Osteosarcoma is a rare but aggressive type of cancer that most commonly affects adolescents and young adults. It is frequently associated with severe pain, which is caused by the penetration of peripheral afferent neurons into the tumor. The study’s authors demonstrated in a mouse model that these medications not only alleviate tumor-associated pain but also inhibit the cancer’s uncontrolled growth.

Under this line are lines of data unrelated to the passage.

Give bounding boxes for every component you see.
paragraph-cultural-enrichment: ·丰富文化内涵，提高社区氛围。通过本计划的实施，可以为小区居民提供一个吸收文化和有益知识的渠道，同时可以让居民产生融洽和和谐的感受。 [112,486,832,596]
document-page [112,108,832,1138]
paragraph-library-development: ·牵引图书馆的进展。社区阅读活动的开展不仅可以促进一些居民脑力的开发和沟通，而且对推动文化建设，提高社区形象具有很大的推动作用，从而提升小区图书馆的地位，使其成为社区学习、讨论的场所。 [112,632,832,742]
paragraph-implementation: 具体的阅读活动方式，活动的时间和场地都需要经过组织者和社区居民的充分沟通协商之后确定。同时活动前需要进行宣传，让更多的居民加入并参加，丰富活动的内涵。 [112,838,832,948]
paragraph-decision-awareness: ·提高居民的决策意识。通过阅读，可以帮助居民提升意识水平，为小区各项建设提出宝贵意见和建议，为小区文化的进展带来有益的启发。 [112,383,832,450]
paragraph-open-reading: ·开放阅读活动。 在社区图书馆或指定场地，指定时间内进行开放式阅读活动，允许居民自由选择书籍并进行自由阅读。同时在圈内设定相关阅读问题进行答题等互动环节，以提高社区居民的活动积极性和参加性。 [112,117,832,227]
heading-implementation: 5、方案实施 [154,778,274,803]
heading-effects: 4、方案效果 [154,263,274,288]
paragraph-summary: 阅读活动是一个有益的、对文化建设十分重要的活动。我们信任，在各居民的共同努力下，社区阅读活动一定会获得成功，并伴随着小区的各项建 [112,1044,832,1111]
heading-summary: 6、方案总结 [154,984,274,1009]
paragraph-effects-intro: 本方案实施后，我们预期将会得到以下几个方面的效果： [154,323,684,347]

The researchers suggest that the drugs’ anti-tumor effect is due to their influence on neuron-to-tumor signaling between the proteins CGRP, TrkA, and NGF. By inhibiting these proteins, the medications effectively halt two vital processes within the tumor: innervation (the sprouting of new nerve tissue) and angiogenesis (the formation of new blood vessels).
This is critically important because the tumor uses both of these networks for survival and growth: nerves promote its growth, while blood vessels supply the tumor with oxygen and nutrients, thus ensuring its uncontrolled proliferation and metastasis.
Additionally, inhibiting TrkA activity also reduces tumor-associated macrophages, which prevents tumor progression and resistance to chemotherapy.
This discovery creates the prospect that already existing medications may be repurposed as anti-tumor agents for osteosarcoma treatment in the future.